Insidious Chapter 2 movie opens up right where the last one ended, but with less enthusiasm by the actors and enough cheesy horror music to kill your eardrums. The central plot in this movie has us wondering — was it truly Josh that came back from the spirit world, or was it something else? The cliffhanger from the first film had Josh acting very unlike himself, should have left some great material and room to run with for the writers, but it feels very stale.
The concept went from a very original idea, to a more campy and predictable one. The scares were still good, but it all felt too familiar. One of the main villains in the film was reminiscent of the late and great Norman Bates of Psycho, and to be honest Psycho has done it, and will continue to do it better every time. No film should ever try to copy Psycho, it will only leave people feeling empty. Insidious Chapter 2 has similar “scare patterns” to the first film except this time each scare and jolt you could see coming from a mile away. The genius of the first film was that you couldn’t see these scares coming. That’s what made Insidious so amazing, the fact that everything happened when you least expected it to happen. With this film, the stories felt too rushed and didn’t make much sense. One scene you would be in one place and in the next scene you would be in another place and putting it all together just made it a bit messy.
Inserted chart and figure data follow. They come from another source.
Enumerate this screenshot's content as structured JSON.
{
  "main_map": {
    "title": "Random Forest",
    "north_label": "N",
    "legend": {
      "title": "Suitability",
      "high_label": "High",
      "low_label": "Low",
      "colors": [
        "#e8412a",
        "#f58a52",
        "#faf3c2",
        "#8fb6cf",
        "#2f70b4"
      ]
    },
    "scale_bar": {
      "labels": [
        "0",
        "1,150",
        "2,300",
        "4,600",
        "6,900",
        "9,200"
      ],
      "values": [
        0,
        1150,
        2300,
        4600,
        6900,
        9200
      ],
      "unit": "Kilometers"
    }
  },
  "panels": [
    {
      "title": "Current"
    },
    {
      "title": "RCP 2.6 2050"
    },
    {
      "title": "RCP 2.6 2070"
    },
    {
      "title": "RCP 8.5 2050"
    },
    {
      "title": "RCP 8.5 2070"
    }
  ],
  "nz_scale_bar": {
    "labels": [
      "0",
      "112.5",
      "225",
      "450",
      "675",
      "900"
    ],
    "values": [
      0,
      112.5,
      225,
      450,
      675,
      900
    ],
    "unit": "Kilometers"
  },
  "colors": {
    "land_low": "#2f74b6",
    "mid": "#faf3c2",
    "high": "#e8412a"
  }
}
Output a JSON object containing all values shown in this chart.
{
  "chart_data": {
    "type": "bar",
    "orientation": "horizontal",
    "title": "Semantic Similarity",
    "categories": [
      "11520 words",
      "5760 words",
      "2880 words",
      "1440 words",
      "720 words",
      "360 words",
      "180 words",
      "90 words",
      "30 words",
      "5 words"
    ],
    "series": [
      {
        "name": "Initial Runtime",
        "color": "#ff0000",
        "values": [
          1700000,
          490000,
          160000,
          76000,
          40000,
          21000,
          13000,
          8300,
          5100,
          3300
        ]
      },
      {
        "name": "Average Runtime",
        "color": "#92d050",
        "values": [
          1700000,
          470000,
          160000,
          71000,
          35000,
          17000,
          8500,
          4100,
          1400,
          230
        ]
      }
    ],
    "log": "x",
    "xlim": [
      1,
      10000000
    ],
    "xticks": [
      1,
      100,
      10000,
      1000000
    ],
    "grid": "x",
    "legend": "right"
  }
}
The campier side of the film truly put a damper on all the scary fun that could be had. It seems that in horror sequels that the writers tend to realize that the comic relief they interjected into the first film was a major part of what made their first film so popular. With that thought in mind, they tend to go way overboard in the subsequent sequels. A little camp goes a long way but too much just ruins things.
The comic relief in the original Insidious came from two rather humorous male characters — two ghost hunters played by Leigh Whannell and Angus Sampson. Including them in the movie was a great move by the writers. This time around their great timing and chemistry was still there, but their roles seemed to be a bit out of place almost like the writers wanted to shove them back into the sequel. The writers are also to blame for the ample amount of unintentional comedy in the film. They wrote scenes that were supposed to be serious and or scary, yet put the actors in goofy surroundings or gave them ridiculous things to carry. To cut the writers some slack — the actors tended to over act a bit in these scenes.
Speaking of acting, this was another thing that led to the downfall of Insidious Chapter 2. Rose Byrne, who plays Renai, the mother of the children was so over the top dramatic that it was cringeworthy. It was a shame to watch this, since she was so convincing in the first film. Patrick Wilson shined in this movie, sure there were a few over-the-top scenes, but more often than not he was a show stealer. He made the movie fun to watch, for a little bit at least.
All in all the movie is bearable. The plot may be a bit messy and the film is on the campy side of horror, but if you are in the mood to just see a movie on a rainy day it could be on the suggestion list. Just take the movie for what it is, just a horror sequel. It will offer up a few cheap scares and some good laughs, but that’s about it. It’s not a game changer, just an extension of one from a few years back.